I think adding Categorical to that list is also important.
If we want to add some
__dataframe_interface__ (or similar) method, it should be further discussed what that would look like. There’s agreement here from a couple of people, but I’m not convinced myself that a dictionary is the best way for downstream applications to consume dataframe data. Constructing a dictionary column-by-column is going to be very expensive for many implementations so it likely won’t be adopted.
@tacaswell Why aren’t we discussing a
to_pyarrow for downstream consumption? This would be much better than a dictionary and it’s a standard format that many systems already are using/implementing. I don’t see why we need to discuss a completely new interchange when we have pyarrow which can interchange even between languages. Is there a reason we should not be considering Arrow? If types are the issue, there are ways to handle that.

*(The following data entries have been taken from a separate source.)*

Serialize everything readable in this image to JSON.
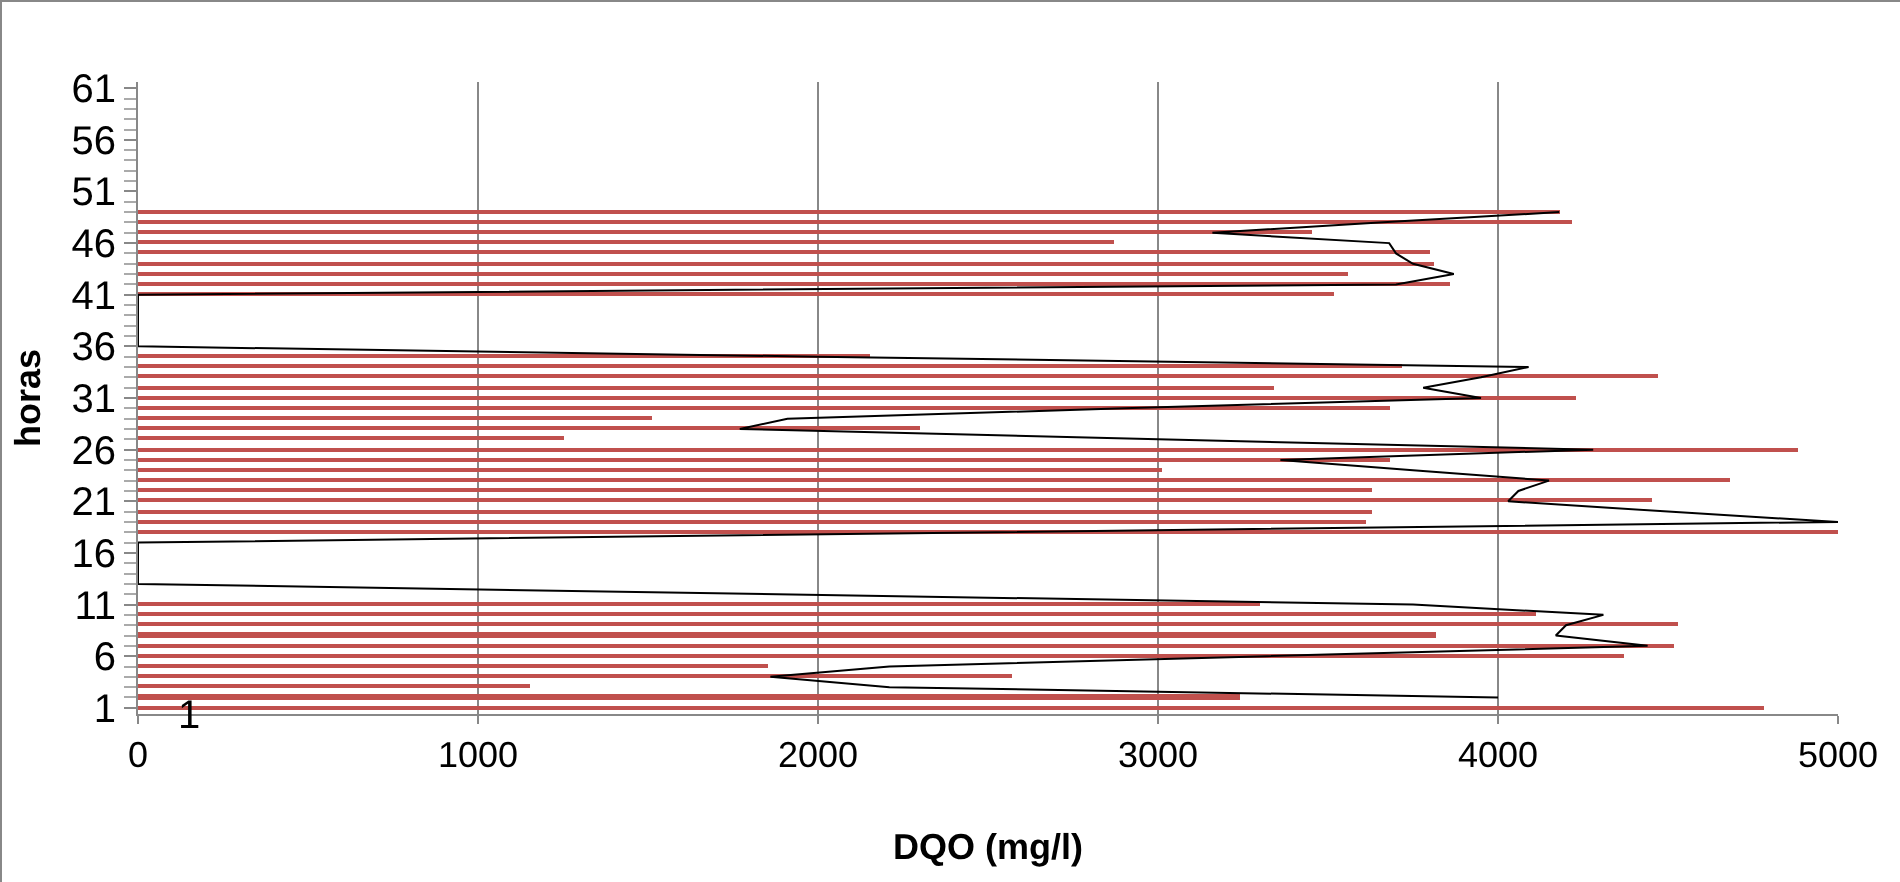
{
  "chart_data": {
    "type": "bar",
    "orientation": "horizontal",
    "xlabel": "DQO (mg/l)",
    "ylabel": "horas",
    "categories": [
      "61",
      null,
      null,
      null,
      null,
      "56",
      null,
      null,
      null,
      null,
      "51",
      null,
      null,
      null,
      null,
      "46",
      null,
      null,
      null,
      null,
      "41",
      null,
      null,
      null,
      null,
      "36",
      null,
      null,
      null,
      null,
      "31",
      null,
      null,
      null,
      null,
      "26",
      null,
      null,
      null,
      null,
      "21",
      null,
      null,
      null,
      null,
      "16",
      null,
      null,
      null,
      null,
      "11",
      null,
      null,
      null,
      null,
      "6",
      null,
      null,
      null,
      null,
      "1"
    ],
    "series": [
      {
        "type": "bar",
        "color": "#c0504d",
        "values": [
          null,
          null,
          null,
          null,
          null,
          null,
          null,
          null,
          null,
          null,
          null,
          null,
          4180,
          4220,
          3450,
          2870,
          3800,
          3810,
          3560,
          3860,
          3520,
          null,
          null,
          null,
          null,
          null,
          2150,
          3720,
          4470,
          3340,
          4230,
          3680,
          1510,
          2300,
          1250,
          4880,
          3680,
          3010,
          4680,
          3630,
          4450,
          3630,
          3610,
          5000,
          null,
          null,
          null,
          null,
          null,
          null,
          3300,
          4110,
          4530,
          3820,
          4520,
          4370,
          1850,
          2570,
          1150,
          3240,
          4780
        ]
      },
      {
        "type": "line",
        "color": "#000000",
        "values": [
          null,
          null,
          null,
          null,
          null,
          null,
          null,
          null,
          null,
          null,
          null,
          null,
          4180,
          3650,
          3160,
          3680,
          3700,
          3750,
          3870,
          3700,
          0,
          0,
          0,
          0,
          0,
          0,
          2000,
          4090,
          3950,
          3780,
          3950,
          2900,
          1910,
          1770,
          3000,
          4280,
          3360,
          3750,
          4150,
          4060,
          4030,
          4500,
          5000,
          null,
          0,
          0,
          0,
          0,
          0,
          null,
          3750,
          4310,
          4200,
          4170,
          4440,
          3320,
          2210,
          1860,
          2210,
          4000,
          null
        ]
      }
    ],
    "xlim": [
      0,
      5000
    ],
    "xticks": [
      0,
      1000,
      2000,
      3000,
      4000,
      5000
    ],
    "grid": "x",
    "annotations": [
      {
        "text": "1",
        "x": 107,
        "y": "1"
      }
    ]
  }
}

@wesm Modin has this ABC notion in the dataframe query compiler interface. It does need some work and better documentation, but I think it is worth having a solid place to start that is grounded in theory. This interface is currently being implemented by multiple groups in academia, larger companies, and startups, so if adoption is a major concern there’s already headway here. I don’t think many people here are familiar with Modin’s architecture, so I will outline the interface here.
The QueryCompiler interface is designed to be a smaller API than pandas while still capturing all its unique behaviors, such that all operators only have one way of being written. We place importance on the data model discussed in this other discussion. The interface provides a uniform way for the dataframe to be consumed, whether by an API layer or by some other application.
I think it is better to let implementations decide which parts they will implement or how they will implement them (similar to some historical SQL systems) to keep things generic. If a downstream application calls
df.index it is up to the implementation how that is handled (throwing error, getting column(s), etc.).
This spec can be moved into a separate project, it is rather easy to do since it’s just an interface anyway. This interface does solve the “common data structure” problem.